Jack looked at his partner, as if I was being deliberately awkward. Gregory said: “How is it you came to find out about her?”
“There’s rumours going round-”
“About a ghost, yes. But Wainwright and her committee wouldn’t have picked you for knowing that.”
“I believe in magic. I know about it.”
“And we’re expected to believe they found you by coincidence.” Jack said, almost reaching for the door from his seat.
“Carol believes it’s fate.” I said.
“Do you?”
“Not much. More like bad luck.”
Gregory laughed at this, and even Jack stopped perching in his armchair.

I was led upstairs to a landing the size of a pizza box. Gregory tidied away a stepladder up through the loft hatch – the other bedroom. A bathroom had been fitted into a cupboard on the left, and on the right was the main bedroom, getting darker now. Gregory opened the door and let me go in alone. I could see the long white hair and pale face of a woman lying in the bed, asleep. She must have been ninety.
“Go ahead.” Said Gregory. “There’s no danger, as you know.”
It was just as the ghost story described. I was beside the bed as soon as I was in the room. She was laying down the middle, breathing deeply. I could see the hairs about her mouth move to the exhale. Carol and her friends had asked me to check that she was okay, but I didn’t know what that meant if I couldn’t ask her. She was alive.
“Is she unconscious?”
“In the simplest explanation.”
“Should I feel her pulse or something?” As far as I know, unconsciousness normally means a blow to the head. I didn’t want to move her around to check for injuries, but that could be what they expected of me. Her wrists were under the blankets, and all I could see of her hands were the thin and painful fingertips. I could see the pattern of the blanket through them. I thought at first I’d imagined this, but leaning closer up to her hands, they were transparent. I could see the pillow behind her face, and the translucent fibres of her hair no longer moved to her breathing.
“What happened?”
“You know about Tuesday Midnight?” Asked Gregory.

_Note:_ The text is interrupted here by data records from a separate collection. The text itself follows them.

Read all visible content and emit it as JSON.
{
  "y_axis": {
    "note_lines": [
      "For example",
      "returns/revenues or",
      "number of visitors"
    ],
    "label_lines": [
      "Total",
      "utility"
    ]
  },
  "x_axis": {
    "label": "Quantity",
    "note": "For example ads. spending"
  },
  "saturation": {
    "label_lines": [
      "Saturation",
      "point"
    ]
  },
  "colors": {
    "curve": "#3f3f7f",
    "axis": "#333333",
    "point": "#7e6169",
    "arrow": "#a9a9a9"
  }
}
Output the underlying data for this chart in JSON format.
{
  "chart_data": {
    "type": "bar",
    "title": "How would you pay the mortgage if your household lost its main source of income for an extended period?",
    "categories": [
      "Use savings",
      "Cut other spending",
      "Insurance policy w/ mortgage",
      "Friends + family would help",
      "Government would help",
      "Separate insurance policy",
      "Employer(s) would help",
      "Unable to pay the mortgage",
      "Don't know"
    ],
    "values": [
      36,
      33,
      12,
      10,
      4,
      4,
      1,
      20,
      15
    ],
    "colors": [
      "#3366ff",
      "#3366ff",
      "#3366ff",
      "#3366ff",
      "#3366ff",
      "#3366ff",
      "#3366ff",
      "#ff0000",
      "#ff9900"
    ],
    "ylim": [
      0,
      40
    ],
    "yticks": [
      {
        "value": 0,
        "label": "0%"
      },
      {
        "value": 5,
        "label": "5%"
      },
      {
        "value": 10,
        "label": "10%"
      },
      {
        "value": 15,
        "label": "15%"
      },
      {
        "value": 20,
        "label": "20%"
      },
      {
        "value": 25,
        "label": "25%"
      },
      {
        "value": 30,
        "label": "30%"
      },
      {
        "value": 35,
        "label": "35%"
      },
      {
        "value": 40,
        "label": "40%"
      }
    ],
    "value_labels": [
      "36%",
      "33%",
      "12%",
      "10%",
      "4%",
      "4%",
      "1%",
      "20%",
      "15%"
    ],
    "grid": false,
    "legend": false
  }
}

“I’ve been told about it.”
“She was caught by it. It dragged her-”
Jack put his hand on Gregory’s shoulder, which was enough to silence him.
“So why is she…” As I watched, the fabric of the bedding tried to move back into an unoccupied space, but was then pushed back again, as she became solid and real.
“We don’t know.” Said Gregory, to my lost question. I can’t tell if this was honest, or from Jack’s restraint. At a loss to know how I was supposed to help, I came out and down. When I met Carol Wainwright later, I wasn’t sure what to tell her. She seemed peaceful. The gentlemen there say she never wakes up. Carol seemed relieved, at least. I wished, and now wish, that I’d told Sebastian about this from the start.